Songs like “Yellow Submarine” inject some fun, whimsy, and just-plain wackiness. Granted, the lyrics to “Yellow Submarine” probably inspire more scratched heads than wide smiles, but the bouncy, sing-along rhythm is pretty infectious, and that’s really why it has endured.

That infectiousness is what made the Beatles big in the first place, and it is part of what keeps us talking about their music to this day. I would say that no living person has more of a gift for writing superglue-in your-head songs than Paul McCartney. Sometimes they’re instantaneous things, and sometimes they wear you down with their undefeatable catchiness. “Good Day Sunshine” is one such song.
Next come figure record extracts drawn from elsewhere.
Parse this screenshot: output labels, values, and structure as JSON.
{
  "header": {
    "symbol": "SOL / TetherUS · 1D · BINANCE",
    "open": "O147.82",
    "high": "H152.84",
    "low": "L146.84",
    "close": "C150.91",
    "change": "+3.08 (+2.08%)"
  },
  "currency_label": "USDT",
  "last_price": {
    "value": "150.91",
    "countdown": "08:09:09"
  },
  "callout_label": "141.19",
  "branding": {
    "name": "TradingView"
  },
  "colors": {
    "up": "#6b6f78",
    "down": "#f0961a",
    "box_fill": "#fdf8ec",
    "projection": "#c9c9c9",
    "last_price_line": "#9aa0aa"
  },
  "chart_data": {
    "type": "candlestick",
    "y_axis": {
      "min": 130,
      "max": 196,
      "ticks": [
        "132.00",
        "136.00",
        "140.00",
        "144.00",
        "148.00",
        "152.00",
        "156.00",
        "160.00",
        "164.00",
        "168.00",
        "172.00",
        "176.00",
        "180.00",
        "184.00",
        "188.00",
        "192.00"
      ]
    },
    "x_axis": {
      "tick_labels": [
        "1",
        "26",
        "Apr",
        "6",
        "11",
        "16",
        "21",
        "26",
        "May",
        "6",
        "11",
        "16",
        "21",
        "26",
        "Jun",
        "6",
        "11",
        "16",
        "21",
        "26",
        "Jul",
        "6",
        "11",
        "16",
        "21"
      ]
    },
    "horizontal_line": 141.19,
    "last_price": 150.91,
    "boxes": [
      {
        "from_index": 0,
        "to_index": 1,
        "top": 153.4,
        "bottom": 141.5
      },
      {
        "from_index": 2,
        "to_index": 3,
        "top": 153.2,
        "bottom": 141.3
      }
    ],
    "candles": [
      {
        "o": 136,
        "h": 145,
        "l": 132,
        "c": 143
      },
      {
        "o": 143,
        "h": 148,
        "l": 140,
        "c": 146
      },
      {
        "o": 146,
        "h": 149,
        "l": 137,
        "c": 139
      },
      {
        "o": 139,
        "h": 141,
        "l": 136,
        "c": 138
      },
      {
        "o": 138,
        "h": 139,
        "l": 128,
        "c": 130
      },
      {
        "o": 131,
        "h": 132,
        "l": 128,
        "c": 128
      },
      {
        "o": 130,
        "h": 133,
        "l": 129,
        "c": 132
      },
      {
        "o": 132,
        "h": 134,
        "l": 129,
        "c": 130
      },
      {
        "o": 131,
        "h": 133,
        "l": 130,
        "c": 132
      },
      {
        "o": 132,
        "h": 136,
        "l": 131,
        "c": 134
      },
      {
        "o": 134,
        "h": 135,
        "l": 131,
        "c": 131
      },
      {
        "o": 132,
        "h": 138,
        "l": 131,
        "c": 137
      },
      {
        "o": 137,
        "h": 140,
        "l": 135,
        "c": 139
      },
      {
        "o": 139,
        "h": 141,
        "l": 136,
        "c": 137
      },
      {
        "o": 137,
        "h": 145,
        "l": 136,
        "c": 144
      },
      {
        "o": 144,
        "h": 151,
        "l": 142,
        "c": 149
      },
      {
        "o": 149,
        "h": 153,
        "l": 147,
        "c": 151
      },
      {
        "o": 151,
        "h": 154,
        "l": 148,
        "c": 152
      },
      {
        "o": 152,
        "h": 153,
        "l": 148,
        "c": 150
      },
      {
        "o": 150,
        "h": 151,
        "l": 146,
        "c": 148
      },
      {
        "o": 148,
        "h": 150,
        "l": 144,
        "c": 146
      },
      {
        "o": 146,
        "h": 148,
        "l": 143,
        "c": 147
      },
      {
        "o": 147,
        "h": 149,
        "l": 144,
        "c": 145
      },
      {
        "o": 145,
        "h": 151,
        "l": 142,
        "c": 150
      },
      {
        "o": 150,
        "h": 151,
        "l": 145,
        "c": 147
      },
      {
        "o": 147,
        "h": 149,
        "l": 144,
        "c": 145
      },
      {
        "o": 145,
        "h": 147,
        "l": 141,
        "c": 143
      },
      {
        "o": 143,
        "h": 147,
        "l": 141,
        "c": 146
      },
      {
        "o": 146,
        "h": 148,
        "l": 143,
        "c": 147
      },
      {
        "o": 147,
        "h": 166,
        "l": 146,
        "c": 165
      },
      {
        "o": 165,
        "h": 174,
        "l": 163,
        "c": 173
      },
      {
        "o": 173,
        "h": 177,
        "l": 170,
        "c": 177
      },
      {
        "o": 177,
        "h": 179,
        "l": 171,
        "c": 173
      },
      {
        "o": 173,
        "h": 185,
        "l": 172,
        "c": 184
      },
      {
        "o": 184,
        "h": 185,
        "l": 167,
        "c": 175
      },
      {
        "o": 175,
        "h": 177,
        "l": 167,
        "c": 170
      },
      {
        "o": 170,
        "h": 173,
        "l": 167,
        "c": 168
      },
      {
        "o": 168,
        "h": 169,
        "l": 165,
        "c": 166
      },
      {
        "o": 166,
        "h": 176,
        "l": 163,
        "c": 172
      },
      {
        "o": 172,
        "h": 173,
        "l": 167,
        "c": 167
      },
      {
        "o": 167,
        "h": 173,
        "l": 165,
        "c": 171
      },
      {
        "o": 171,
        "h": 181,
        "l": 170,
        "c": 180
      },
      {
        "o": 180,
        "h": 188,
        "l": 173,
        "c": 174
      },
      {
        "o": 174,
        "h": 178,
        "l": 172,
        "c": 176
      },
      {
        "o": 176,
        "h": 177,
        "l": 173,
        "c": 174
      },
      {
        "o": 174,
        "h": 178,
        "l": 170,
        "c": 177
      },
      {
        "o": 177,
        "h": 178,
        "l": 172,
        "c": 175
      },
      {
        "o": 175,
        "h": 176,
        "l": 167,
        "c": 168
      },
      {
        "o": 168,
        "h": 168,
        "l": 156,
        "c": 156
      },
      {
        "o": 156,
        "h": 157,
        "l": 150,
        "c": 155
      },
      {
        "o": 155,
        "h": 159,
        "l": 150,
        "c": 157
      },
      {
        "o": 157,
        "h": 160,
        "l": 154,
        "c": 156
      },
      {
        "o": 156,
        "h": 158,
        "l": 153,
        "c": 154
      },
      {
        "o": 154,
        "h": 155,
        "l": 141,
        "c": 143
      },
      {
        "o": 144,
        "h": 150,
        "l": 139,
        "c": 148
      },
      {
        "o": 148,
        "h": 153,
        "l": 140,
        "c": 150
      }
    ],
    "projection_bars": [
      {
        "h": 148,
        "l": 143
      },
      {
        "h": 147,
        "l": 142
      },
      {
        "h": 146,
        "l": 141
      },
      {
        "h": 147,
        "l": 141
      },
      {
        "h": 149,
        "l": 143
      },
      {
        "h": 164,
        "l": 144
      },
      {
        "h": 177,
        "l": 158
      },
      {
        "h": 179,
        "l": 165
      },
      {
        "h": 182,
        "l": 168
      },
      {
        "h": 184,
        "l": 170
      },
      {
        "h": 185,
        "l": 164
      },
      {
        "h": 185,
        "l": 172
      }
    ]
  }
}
Paul’s blazing optimism and way-too-twee sense of the world being a wonderful place is all over this track. It almost made me gag the first time I heard it.
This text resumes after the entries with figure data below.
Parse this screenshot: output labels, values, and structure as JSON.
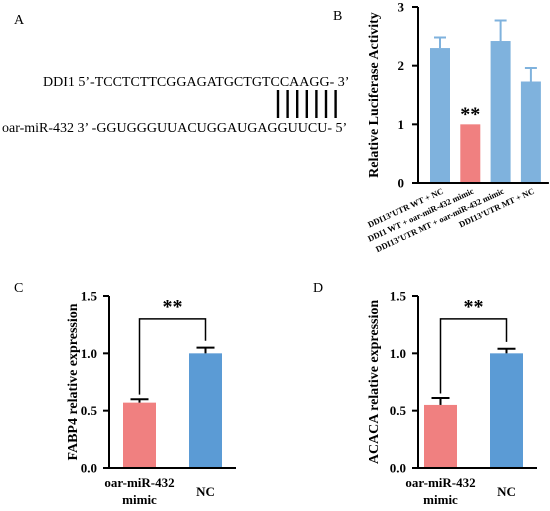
{
  "panels": {
    "A": {
      "label": "A",
      "line1": "DDI1 5’-TCCTCTTCGGAGATGCTGTCCAAGG- 3’",
      "line2": "oar-miR-432 3’ -GGUGGGUUACUGGAUGAGGUUCU- 5’",
      "binding_sites": 7
    },
    "B": {
      "label": "B"
    },
    "C": {
      "label": "C"
    },
    "D": {
      "label": "D"
    }
  },
  "colors": {
    "red": "#f08080",
    "blue": "#5b9bd5",
    "lightblue": "#7fb2dd"
  },
  "chart_data": [
    {
      "id": "B",
      "type": "bar",
      "ylabel": "Relative Luciferase Activity",
      "ylim": [
        0,
        3
      ],
      "yticks": [
        "0",
        "1",
        "2",
        "3"
      ],
      "categories": [
        "DDI13’UTR WT + NC",
        "DDI1 WT + oar-miR-432 mimic",
        "DDI13’UTR MT + oar-miR-432 mimic",
        "DDI13’UTR MT + NC"
      ],
      "values": [
        2.3,
        1.0,
        2.42,
        1.73
      ],
      "errors": [
        0.18,
        0.0,
        0.35,
        0.23
      ],
      "bar_colors": [
        "#7fb2dd",
        "#f08080",
        "#7fb2dd",
        "#7fb2dd"
      ],
      "annotations": [
        {
          "category_index": 1,
          "text": "**"
        }
      ]
    },
    {
      "id": "C",
      "type": "bar",
      "ylabel": "FABP4  relative expression",
      "ylim": [
        0,
        1.5
      ],
      "yticks": [
        "0.0",
        "0.5",
        "1.0",
        "1.5"
      ],
      "categories": [
        "oar-miR-432 mimic",
        "NC"
      ],
      "category_lines": [
        [
          "oar-miR-432",
          "mimic"
        ],
        [
          "NC"
        ]
      ],
      "values": [
        0.57,
        1.0
      ],
      "errors": [
        0.03,
        0.05
      ],
      "bar_colors": [
        "#f08080",
        "#5b9bd5"
      ],
      "significance": "**"
    },
    {
      "id": "D",
      "type": "bar",
      "ylabel": "ACACA relative expression",
      "ylim": [
        0,
        1.5
      ],
      "yticks": [
        "0.0",
        "0.5",
        "1.0",
        "1.5"
      ],
      "categories": [
        "oar-miR-432 mimic",
        "NC"
      ],
      "category_lines": [
        [
          "oar-miR-432",
          "mimic"
        ],
        [
          "NC"
        ]
      ],
      "values": [
        0.55,
        1.0
      ],
      "errors": [
        0.06,
        0.04
      ],
      "bar_colors": [
        "#f08080",
        "#5b9bd5"
      ],
      "significance": "**"
    }
  ]
}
Let me give you an example. You know how if you eat too many Oreos all at once, your stomach rebels against you and you don’t feel like eating for the rest of the day? The first time you do that, your Oreo limit is about 6 or 7. “Good Day Sunshine” is like having a month’s worth of Oreos all at once. It’s loaded with calories and a ton of the most useless kind of fat, all in just over two minutes. But here’s the thing. For whatever reason, you do the Oreo binge a second time. And then a third, fourth and fifth time. And then a 10th. And then a 20th. Eventually, your Oreo limit is about 45. You’re sucking down the whole bag without batting an eye. “Good Day Sunshine” (and the larger part of Paul’s Beatles catalog) works the same way. You keep coming back to it, and you don’t even know why. Eventually, the sappy , sugary sweetness that Paul does so well is not only tolerable, but expected – nay, needed.